Den eigenen Wert kennen und vermitteln
Gerade Ihre langjährige Berufserfahrung ist für viele Positionen Gold wert. Betrachten Sie sie als Ihren eindeutigen Trumpf gegenüber Uni-Absolventen ohne Berufserfahrung, denen teils notwendige Praxiskenntnisse fehlen und die mitunter zu theoretisch an Probleme herangehen. Machen Sie sich einmal alle beruflichen Herausforderungen klar, die Sie erfolgreich gemeistert haben. Schreiben Sie auf, in welchen Bereichen Sie bereits (Führungs-)Verantwortung innehatten. Sammeln Sie alle Erfahrungen und Fähigkeiten, die Sie von anderen abheben, und verinnerlichen Sie diese, um Ihren Selbstwert zu festigen.
Achten Sie dann darauf, Ihre Besonderheiten in Ihren Bewerbungsunterlagen bzw. im Job-Interview klar und treffend zu vermitteln. Überlegen Sie, mit welchen Ihrer über Jahre entwickelten Fähigkeiten Sie bei einer bestimmten Stelle punkten können, und bauen Sie diese Argumente auf überzeugende Weise in Ihre Selbstpräsentation ein. Nehmen Sie gleichzeitig möglichen Bedenken, ob Sie in Ihrem Alter über gewisse Skills verfügen, den Wind aus den Segeln, indem Sie proaktiv zu Ihren Schwächen und (noch) fehlenden Kenntnissen stehen und beschreiben, wie Sie konstruktiv damit umgehen bzw. welche Weiterbildungsmaßnahmen Sie in Angriff nehmen möchten. Denn wie Forschungsergebnisse zeigen, ist die Plastizität des Gehirns im Alter wesentlich größer, als man denkt, sprich für eine Fortbildung ist es im Sinne des lebenslangen Lernens nie zu spät!

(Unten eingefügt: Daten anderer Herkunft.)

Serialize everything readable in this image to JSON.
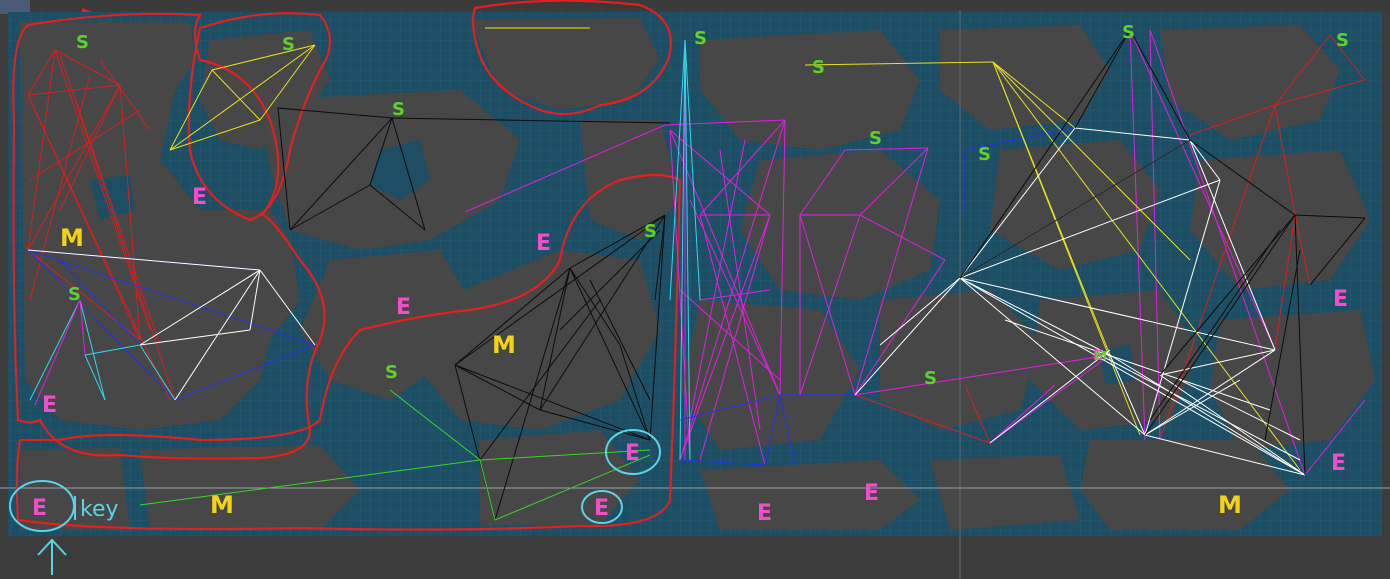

Auf die richtigen Stellen bewerben
Auch wenn Sie sich noch so gut vorbereiten und selbstbewusst Ihre Stärken betonen: Es lässt sich nicht leugnen, dass einige Unternehmen tatsächlich dem Jugendwahn verfallen zu sein scheinen und jenseits der 35 niemanden mehr einstellen möchten. Lassen Sie sich davon jedoch nicht entmutigen, denn diese Haltung entspricht keineswegs dem Gros aller potentiellen Arbeitgeber. So gibt es natürlich Branchen, die sich bevorzugt ganz junge Menschen ins Boot holen – auch, weil diese dann nach den Unternehmenswünschen geformt werden können. Aber in anderen Bereichen zählen vor allem erprobte Qualität, Erfahrung und Routine.

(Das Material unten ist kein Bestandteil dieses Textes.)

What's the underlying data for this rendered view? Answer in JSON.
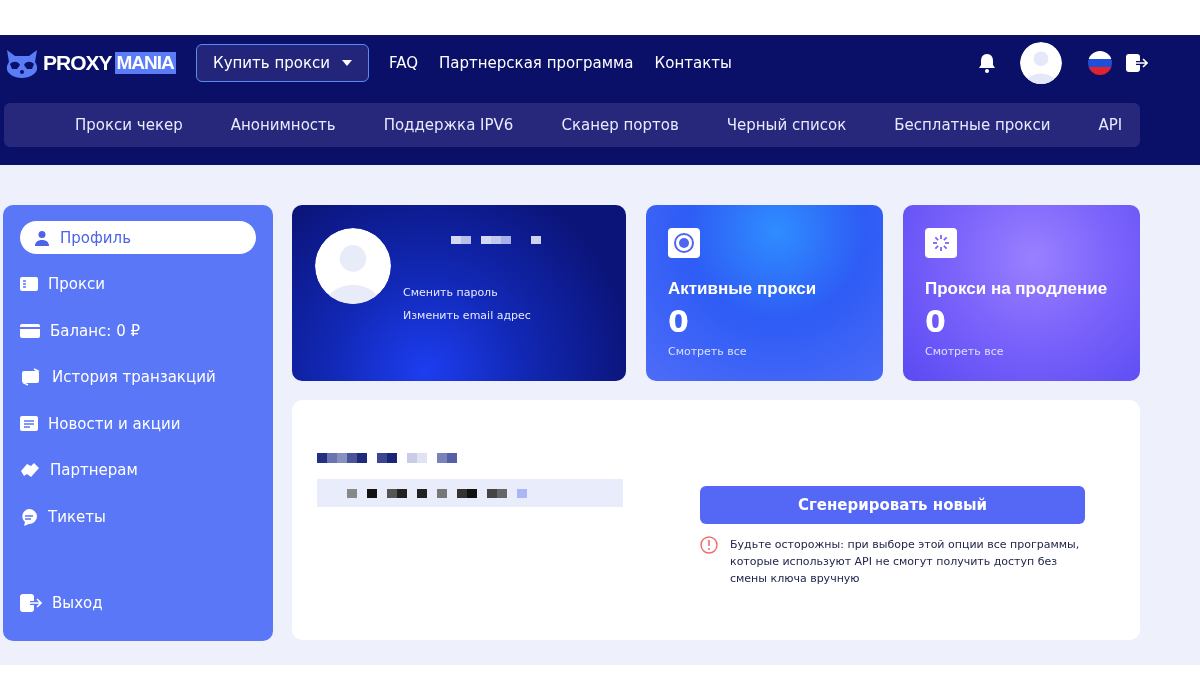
{
  "header": {
    "logo": {
      "text": "PROXY",
      "highlight": "MANIA"
    },
    "buy_dropdown": {
      "label": "Купить прокси"
    },
    "links": [
      "FAQ",
      "Партнерская программа",
      "Контакты"
    ]
  },
  "nav": [
    "Прокси чекер",
    "Анонимность",
    "Поддержка IPV6",
    "Сканер портов",
    "Черный список",
    "Бесплатные прокси",
    "API"
  ],
  "sidebar": {
    "items": [
      {
        "label": "Профиль",
        "selected": true
      },
      {
        "label": "Прокси",
        "selected": false
      },
      {
        "label": "Баланс: 0 ₽",
        "selected": false
      },
      {
        "label": "История транзакций",
        "selected": false
      },
      {
        "label": "Новости и акции",
        "selected": false
      },
      {
        "label": "Партнерам",
        "selected": false
      },
      {
        "label": "Тикеты",
        "selected": false
      }
    ],
    "logout": "Выход"
  },
  "profile": {
    "links": [
      "Сменить пароль",
      "Изменить email адрес"
    ]
  },
  "stats": [
    {
      "kind": "active",
      "title": "Активные прокси",
      "count": "0",
      "link": "Смотреть все"
    },
    {
      "kind": "renewal",
      "title": "Прокси на продление",
      "count": "0",
      "link": "Смотреть все"
    }
  ],
  "api_key": {
    "button": "Сгенерировать новый",
    "warning": "Будьте осторожны: при выборе этой опции все программы, которые используют API не смогут получить доступ без смены ключа вручную"
  }
}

Sie möchten sich um eine intern ausgeschriebene Stelle bewerben. Überlegen Sie, wie Ihr Arbeitgeber mit dem Thema Alter umgeht. Haben Sie allgemein das Gefühl, dass jüngere Kollegen und Kolleginnen bevorzugt werden? Sollte Ihr Unternehmen in dieser Form "Ageism", also Altersdiskriminierung, betreiben, ziehen Sie einen Wechsel zu einem aufgeschlosseneren Arbeitgeber in Betracht. Indem Sie Bewertungen aus Arbeitnehmersicht – zum Beispiel auf XING, glassdoor oder kununu – durchlesen und Website- und Social-Media-Auftritt Ihres Wunsch-Unternehmens durchforsten, erhalten Sie in der Regel einen guten ersten Einblick in Kultur und Werte – auch in Bezug auf mögliche Präferenzen in Bezug auf das Alter der Bewerber.

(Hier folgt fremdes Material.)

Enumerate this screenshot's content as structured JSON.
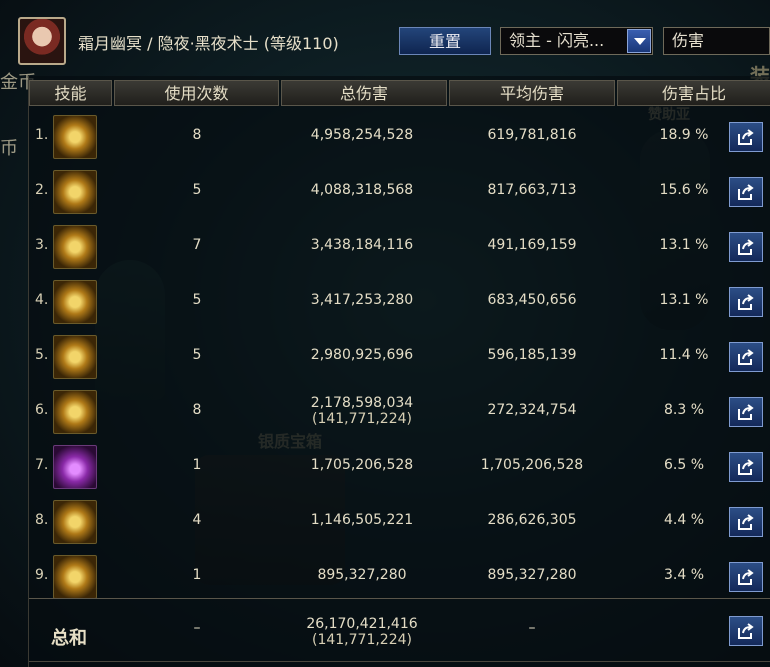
{
  "header": {
    "character_name": "霜月幽冥 / 隐夜·黑夜术士 (等级110)",
    "reset_label": "重置",
    "boss_select_value": "领主 - 闪亮...",
    "metric_select_value": "伤害"
  },
  "columns": {
    "skill": "技能",
    "uses": "使用次数",
    "total": "总伤害",
    "avg": "平均伤害",
    "pct": "伤害占比"
  },
  "rows": [
    {
      "idx": "1.",
      "uses": "8",
      "total": "4,958,254,528",
      "total_sub": "",
      "avg": "619,781,816",
      "pct": "18.9 %"
    },
    {
      "idx": "2.",
      "uses": "5",
      "total": "4,088,318,568",
      "total_sub": "",
      "avg": "817,663,713",
      "pct": "15.6 %"
    },
    {
      "idx": "3.",
      "uses": "7",
      "total": "3,438,184,116",
      "total_sub": "",
      "avg": "491,169,159",
      "pct": "13.1 %"
    },
    {
      "idx": "4.",
      "uses": "5",
      "total": "3,417,253,280",
      "total_sub": "",
      "avg": "683,450,656",
      "pct": "13.1 %"
    },
    {
      "idx": "5.",
      "uses": "5",
      "total": "2,980,925,696",
      "total_sub": "",
      "avg": "596,185,139",
      "pct": "11.4 %"
    },
    {
      "idx": "6.",
      "uses": "8",
      "total": "2,178,598,034",
      "total_sub": "(141,771,224)",
      "avg": "272,324,754",
      "pct": "8.3 %"
    },
    {
      "idx": "7.",
      "uses": "1",
      "total": "1,705,206,528",
      "total_sub": "",
      "avg": "1,705,206,528",
      "pct": "6.5 %"
    },
    {
      "idx": "8.",
      "uses": "4",
      "total": "1,146,505,221",
      "total_sub": "",
      "avg": "286,626,305",
      "pct": "4.4 %"
    },
    {
      "idx": "9.",
      "uses": "1",
      "total": "895,327,280",
      "total_sub": "",
      "avg": "895,327,280",
      "pct": "3.4 %"
    }
  ],
  "summary": {
    "label": "总和",
    "uses": "–",
    "total": "26,170,421,416",
    "total_sub": "(141,771,224)",
    "avg": "–"
  },
  "background_text": {
    "left_top": "金币",
    "left_mid": "币",
    "silver_chest": "银质宝箱",
    "right_label": "赞助亚",
    "right_corner": "装"
  },
  "icons": {
    "skills": [
      "gold-wave-icon",
      "gold-flare-icon",
      "gold-chain-icon",
      "gold-claw-icon",
      "gold-face-icon",
      "gold-burst-icon",
      "purple-pillar-icon",
      "gold-cross-icon",
      "gold-hands-icon"
    ],
    "share": "share-icon"
  },
  "colors": {
    "button_blue": "#23457a",
    "text_gold": "#e3dcc4"
  }
}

Life-long learning: Legen Sie nach, was Ihre Skills angeht
Ihre berufliche Expertise kann in vielen Fällen ausreichen, um Sie als begehrten Kandidaten für eine ausgeschriebene Stelle in Betracht zu ziehen. Dennoch schadet es nicht nachzulegen, was Ihre Arbeitsqualifikation "auf dem Papier" angeht: durch Weiterbildungen, Zusatzkurse oder sogar ein Fernstudium. So können Sie tatsächlich vorhandene Defizite, zum Beispiel in Bezug auf Digitalisierung, ausgleichen und sich auf die in der Stellenausschreibung geforderten Kenntnisse "spezialisieren". Reicht die Zeit vorab nicht mehr aus, kündigen Sie dem Interviewer einfach Ihr Vorhaben sich weiterzubilden im Bewerbungsgespräch an.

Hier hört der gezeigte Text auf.